To conclude, ice XIX may be very weakly hydrogen ordered. However, as argued here, the main structural characteristics of ice XIX are the distorted hexameric units of its hydrogen-bonded networks. As evident from the analysis here and also the structural data in ref. 27, the ice β-XV scenario20,21, which suggested that ice XIX is more hydrogen-ordered than ice XV, can now be firmly excluded. The appearance of the new Bragg features upon cooling doped ice VI at high pressures has now been firmly established by three independent studies. However, the most intense additional Bragg features were found in our study.

The distortion of subunits in ice under pressure opens up an interesting line of future research. It has been shown that ice VI can be compressed up to 3.8 GPa at 95 K before it transforms to ice VII28. It, therefore, remains an open question what happens to ice XIX once compressed to higher pressures. As previously discussed, considering the many different interactions between neighbouring hexameric units in ice XIX arising from the hydrogen disorder, the actual space group symmetry of ice XIX may be best described by P1 which is a polar space group. Hence, it seems possible that the different local distortions of the hydrogen-disordered hexameric clusters, which all have different structures at the local level because of the hydrogen disorder, lead to weak ferroelectricity. Such subtle effects may be difficult to pick up in diffraction but they would provide an explanation for the weak ferroelectric behaviour of ice VI found with dielectric spectroscopy at low temperatures13,14. If the distortion of hydrogen-disordered phases at low temperatures and high pressures leads to ferroelectric ice in general will need to be investigated in future studies.
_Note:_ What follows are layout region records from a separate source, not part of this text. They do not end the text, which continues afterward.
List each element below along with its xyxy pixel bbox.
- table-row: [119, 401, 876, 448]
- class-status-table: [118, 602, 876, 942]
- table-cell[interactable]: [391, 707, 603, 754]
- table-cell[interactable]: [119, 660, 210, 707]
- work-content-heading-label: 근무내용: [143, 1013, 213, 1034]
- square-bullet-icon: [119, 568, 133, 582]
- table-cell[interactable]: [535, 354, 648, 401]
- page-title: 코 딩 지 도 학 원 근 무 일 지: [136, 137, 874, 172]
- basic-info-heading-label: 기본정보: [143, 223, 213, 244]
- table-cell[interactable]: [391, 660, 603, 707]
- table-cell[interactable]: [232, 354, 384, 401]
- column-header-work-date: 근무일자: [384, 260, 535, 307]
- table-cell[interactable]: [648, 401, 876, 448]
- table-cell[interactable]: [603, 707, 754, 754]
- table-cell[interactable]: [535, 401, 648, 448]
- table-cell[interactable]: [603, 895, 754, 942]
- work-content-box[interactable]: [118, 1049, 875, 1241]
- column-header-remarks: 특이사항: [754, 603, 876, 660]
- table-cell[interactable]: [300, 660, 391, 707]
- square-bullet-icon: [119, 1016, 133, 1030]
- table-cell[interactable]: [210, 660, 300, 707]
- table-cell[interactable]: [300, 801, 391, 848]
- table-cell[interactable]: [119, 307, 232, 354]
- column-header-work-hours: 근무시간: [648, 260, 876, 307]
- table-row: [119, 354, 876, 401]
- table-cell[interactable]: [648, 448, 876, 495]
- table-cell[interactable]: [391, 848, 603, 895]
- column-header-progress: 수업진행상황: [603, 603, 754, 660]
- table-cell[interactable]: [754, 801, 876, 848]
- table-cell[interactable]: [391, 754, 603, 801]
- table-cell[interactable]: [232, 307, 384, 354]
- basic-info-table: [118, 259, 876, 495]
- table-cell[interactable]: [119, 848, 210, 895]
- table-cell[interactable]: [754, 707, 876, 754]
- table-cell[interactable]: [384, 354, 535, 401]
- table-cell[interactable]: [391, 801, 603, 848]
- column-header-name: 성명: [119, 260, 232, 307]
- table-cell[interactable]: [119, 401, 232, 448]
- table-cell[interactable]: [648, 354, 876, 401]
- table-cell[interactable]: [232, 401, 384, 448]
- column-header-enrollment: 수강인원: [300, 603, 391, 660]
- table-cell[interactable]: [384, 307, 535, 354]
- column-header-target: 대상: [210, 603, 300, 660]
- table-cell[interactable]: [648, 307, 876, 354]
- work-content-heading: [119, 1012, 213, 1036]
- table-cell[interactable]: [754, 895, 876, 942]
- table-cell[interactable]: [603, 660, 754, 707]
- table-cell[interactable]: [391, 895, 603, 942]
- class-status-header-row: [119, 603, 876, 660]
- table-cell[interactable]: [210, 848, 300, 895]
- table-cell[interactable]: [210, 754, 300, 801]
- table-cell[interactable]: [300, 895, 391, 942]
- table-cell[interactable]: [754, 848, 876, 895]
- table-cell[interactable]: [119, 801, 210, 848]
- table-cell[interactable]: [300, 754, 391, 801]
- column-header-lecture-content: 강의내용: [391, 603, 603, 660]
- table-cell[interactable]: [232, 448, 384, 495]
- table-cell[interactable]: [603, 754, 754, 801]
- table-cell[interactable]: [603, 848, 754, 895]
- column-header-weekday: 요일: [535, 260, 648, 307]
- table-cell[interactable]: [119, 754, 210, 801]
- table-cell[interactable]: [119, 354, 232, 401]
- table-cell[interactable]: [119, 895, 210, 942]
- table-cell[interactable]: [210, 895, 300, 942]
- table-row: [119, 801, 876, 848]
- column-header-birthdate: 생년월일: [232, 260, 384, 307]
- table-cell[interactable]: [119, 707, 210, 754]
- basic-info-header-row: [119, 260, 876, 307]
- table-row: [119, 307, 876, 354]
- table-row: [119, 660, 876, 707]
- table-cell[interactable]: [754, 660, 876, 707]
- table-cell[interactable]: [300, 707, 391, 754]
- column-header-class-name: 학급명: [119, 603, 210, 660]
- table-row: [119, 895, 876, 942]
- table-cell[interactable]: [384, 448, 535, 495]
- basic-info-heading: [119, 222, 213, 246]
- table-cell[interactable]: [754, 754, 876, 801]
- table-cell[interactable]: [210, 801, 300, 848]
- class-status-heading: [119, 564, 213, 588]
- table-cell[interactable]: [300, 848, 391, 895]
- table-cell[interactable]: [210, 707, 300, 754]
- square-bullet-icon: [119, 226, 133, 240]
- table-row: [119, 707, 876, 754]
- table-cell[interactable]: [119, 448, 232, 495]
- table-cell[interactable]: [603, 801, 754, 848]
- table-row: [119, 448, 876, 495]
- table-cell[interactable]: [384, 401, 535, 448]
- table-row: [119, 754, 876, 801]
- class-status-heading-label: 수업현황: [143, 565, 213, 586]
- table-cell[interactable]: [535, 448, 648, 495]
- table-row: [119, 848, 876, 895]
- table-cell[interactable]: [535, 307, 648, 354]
In this context, it would be interesting to investigate if the hydrogen-disordered ice VII obtained by low-temperature compression28 is crystallographically fully consistent with the space group symmetry of the corresponding high-temperature phase.

Finally, it is interesting to note that pressure-induced structural distortions of materials containing cluster units are very common. A prime example is the perovskite structure which contains octahedral units linked to one another at the corners29. As can be seen in Fig. 1c, the hexameric units of ice VI/XIX can be regarded as distorted octahedra as opposite pairs of the waist oxygen atoms move either up or down along the c direction. P4/mbm octahedral tilting, which is the equivalent of the Pbcn tilting in ice XIX, and the closely related I4/mcm tilting have been observed for a range of perovskites under pressure30,31. If other types of distortions of the ice VI structure are possible at even higher pressures will be the focus of future studies.


Neutron diffraction experiment

A 0.01 molar DCl solution in D2O was filled into a null-scattering a TiZr gasket and mounted between sintered diamond anvils of a Paris-Edinburgh press on the PEARL beamline32 at the ISIS Neutron and Muon Source, Didcot, UK. Ice VI was prepared by compression at room temperature to ~1.6 GPa. The temperature of the press was controlled with a reservoir of liquid nitrogen at the bottom of the containment vessel and a heating element. Two long data collection runs were conducted at 230 and 100 K as indicated in Fig. 1a. All neutron diffraction patterns were collected at 90° scattering angle.

Data analysis

Rietveld fits were carried out using the GSAS software33. For the RMCProfile simulations, 4 × 4 × 5 supercells of the √2 × √2 × 1 ice VI unit cell were constructed using the lattice constants obtained from the Rietveld refinements. These structures were fully hydrogen-disordered and harmonic potentials of equal strength were defined between the oxygen and hydrogen sites as well as between the two hydrogen sites along with each hydrogen bond. The equilibrium distances for this were 0.92 and 0.85 Å, respectively. The contributions from the diamond anvils in the diffraction data were subtracted using the calculated profiles from the Rietveld refinement. The background function was also taken from the converged Rietveld refinements.